Sfrattati dalle loro terre, e senza più fonti di sostentamento, i locali diventano più vulnerabili ai tentativi di guardie e funzionari corrotti di cooptarli o costringerli ad assisterli nel bracconaggio finalizzato al commercio illegale di fauna selvatica. I guardaparco commettono abusi nei confronti delle comunità locali e, al tempo stesso, ricavano denaro dal bracconaggio. Il circolo vizioso dell’antagonismo cresce, e richiede sempre più violenza e investimenti per mantenere fuori la popolazione originaria.

Ciò nonostante, in molti luoghi le comunità locali stanno facendo sentire sempre più la loro democratica voce ribellandosi a questo modello colonialista di conservazione, che contiene in sé i semi della propria distruzione. Se non cambierà, dando priorità ai diritti delle persone, questo modello collasserà. In Africa, le aree protette vengono istituite per poi fallire, sopraffatte dalla stessa opposizione popolare che provocò la ritirata del colonialismo.

Non si può più continuare a negare il fatto che i popoli locali, indigeni o tribali siano i migliori custodi dell’ambiente tacciandolo come la fantasia del “nobile selvaggio”. È stato dimostrato più e più volte. Le grandi organizzazioni della conservazione devono iniziare ad avvicinarsi ai popoli autoctoni in modo umile ed equo, riconoscendo la superiorità delle loro conoscenze quali custodi dei propri ambienti, e offrendo loro risorse per mantenere il controllo delle proprie terre. Sarebbe un modello di conservazione largamente più economico e più efficiente, e, per quanto molte organizzazioni dichiarino di adottarlo, la nostra ricerca dimostra che non è vero.
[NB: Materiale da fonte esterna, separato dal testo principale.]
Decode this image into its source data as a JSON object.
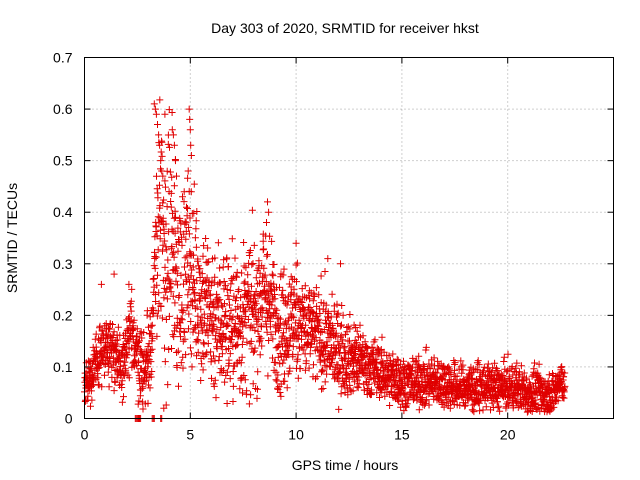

Stephen Corry, da sempre attivista per i diritti dei popoli indigeni, è il direttore generale di Survival International. È autore di Tribal Peoples for Tomorrow’s World (Policy Press, 2011).

 

 

Francesca Casella è direttrice della sede italiana di Survival International, il movimento mondiale che lotta per la sopravvivenza dei popoli indigeni in tutto il mondo. In 50 anni  Survival ha ottenuto molti successi, aiutando decine di popoli a difendere le loro vite, a proteggere le loro terre e a determinare autonomamente il loro futuro.